Alors, quand les yeux de Mona se posent sur l’instrument merveilleux appuyé contre la portière du camion, c’est un peu comme si un Stradivarius tombait entre les mains d’un virtuose. Ce fusil est une arme si belle, si puissante, que Mona n’arrive presque pas à le croire. Et lorsqu’elle le prend par la crosse, un millier de souvenirs musculaires lui reviennent, réveillant autant d’instincts et de désirs endormis.
Elle n’imagine même pas combien cette merveille a pu coûter. Bon Dieu, pense-t-elle avant de flairer le bout du canon, en plus, elle a très peu servi. Et des boîtes de munitions jonchent le sol.
Elle l’épaule et regarde à travers la lunette. Puis elle fait volte-face et fixe un arbre, en contrebas.
Elle se rend compte que l’arme est mal simbleautée : en considérant la distance qui la sépare de l’arbre, elle devine immédiatement que la hausse est insuffisante. Si elle devait faire feu maintenant, elle tirerait trop haut. En tout cas, elle se félicite de l’avoir remarqué aussi vite. C’est comme embrasser ou faire l’amour pour la première fois depuis des années : on se souvient où chaque élément est censé aller, à quel point il désire y aller, et tout bout d’impatience.

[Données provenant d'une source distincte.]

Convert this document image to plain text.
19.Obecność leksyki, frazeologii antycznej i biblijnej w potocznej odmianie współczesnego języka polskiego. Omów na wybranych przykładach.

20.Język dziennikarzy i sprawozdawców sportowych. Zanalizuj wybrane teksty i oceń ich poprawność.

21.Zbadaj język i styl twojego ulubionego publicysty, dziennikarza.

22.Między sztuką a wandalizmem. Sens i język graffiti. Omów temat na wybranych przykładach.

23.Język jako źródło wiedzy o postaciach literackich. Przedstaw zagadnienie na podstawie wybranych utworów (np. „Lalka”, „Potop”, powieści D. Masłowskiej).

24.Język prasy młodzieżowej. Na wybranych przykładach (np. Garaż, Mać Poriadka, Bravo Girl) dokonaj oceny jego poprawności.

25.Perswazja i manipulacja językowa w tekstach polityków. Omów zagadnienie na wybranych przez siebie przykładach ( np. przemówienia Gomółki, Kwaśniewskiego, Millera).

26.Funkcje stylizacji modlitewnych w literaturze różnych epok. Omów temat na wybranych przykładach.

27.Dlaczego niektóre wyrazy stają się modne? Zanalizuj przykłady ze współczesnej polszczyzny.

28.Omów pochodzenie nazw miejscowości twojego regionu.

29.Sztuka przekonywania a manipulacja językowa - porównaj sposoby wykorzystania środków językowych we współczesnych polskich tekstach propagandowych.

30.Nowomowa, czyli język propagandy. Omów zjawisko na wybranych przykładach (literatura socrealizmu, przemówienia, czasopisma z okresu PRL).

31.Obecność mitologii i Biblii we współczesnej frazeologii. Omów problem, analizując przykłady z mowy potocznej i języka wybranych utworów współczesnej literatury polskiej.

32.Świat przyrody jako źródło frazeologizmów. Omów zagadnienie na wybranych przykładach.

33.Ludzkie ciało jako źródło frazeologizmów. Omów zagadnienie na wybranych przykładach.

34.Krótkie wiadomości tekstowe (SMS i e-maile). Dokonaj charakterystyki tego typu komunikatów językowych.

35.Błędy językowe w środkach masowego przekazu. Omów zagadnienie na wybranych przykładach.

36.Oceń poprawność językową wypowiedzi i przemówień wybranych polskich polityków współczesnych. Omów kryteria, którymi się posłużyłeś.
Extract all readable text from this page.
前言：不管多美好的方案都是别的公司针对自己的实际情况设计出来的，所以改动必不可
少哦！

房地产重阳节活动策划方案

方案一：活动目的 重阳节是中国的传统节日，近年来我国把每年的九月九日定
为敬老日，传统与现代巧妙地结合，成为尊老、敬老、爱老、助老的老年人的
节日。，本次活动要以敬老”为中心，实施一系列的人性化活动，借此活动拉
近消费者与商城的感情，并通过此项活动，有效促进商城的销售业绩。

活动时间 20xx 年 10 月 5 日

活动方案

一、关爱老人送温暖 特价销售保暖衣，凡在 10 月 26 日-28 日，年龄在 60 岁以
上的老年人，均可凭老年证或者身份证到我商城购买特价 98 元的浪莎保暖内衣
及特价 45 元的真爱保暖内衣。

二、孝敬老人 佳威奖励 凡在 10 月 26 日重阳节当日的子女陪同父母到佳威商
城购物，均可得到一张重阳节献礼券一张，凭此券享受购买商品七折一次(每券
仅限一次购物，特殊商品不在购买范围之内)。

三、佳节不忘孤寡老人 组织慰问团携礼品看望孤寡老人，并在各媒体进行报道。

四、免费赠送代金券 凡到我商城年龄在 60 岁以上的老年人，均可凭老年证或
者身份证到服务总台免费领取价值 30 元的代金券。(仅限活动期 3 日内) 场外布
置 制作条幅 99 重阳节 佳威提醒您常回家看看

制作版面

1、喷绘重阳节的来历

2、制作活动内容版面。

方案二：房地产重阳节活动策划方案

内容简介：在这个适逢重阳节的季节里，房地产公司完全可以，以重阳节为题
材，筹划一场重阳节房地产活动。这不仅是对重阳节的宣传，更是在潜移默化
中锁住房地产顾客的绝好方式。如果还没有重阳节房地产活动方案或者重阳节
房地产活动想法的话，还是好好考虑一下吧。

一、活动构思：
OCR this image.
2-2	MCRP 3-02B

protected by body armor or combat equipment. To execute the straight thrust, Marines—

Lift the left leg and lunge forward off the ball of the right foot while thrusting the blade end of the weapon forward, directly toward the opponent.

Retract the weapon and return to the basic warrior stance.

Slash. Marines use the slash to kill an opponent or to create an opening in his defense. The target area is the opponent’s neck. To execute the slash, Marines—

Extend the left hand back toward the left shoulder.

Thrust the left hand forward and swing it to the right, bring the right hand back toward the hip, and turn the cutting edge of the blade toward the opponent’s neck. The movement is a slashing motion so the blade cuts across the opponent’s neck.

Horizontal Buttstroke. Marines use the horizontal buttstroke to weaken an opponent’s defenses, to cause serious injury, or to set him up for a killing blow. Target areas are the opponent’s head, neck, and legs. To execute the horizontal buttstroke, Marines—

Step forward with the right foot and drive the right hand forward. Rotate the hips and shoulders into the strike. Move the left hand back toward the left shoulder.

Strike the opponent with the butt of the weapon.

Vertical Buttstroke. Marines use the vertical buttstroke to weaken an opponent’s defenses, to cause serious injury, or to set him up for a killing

Elle jette son sac à dos dans le pick-up et pose le fusil à portée de main. Elle regrette de ne pas avoir le matériel d’entretien, car elle doute du sérieux du cow-boy, mais ça reste un beau cadeau.
Elle démarre le moteur diesel, qui prend vie dans un rugissement.
Maintenant que le vent semble avoir tourné en sa faveur, elle va peut-être finir par trouver des réponses.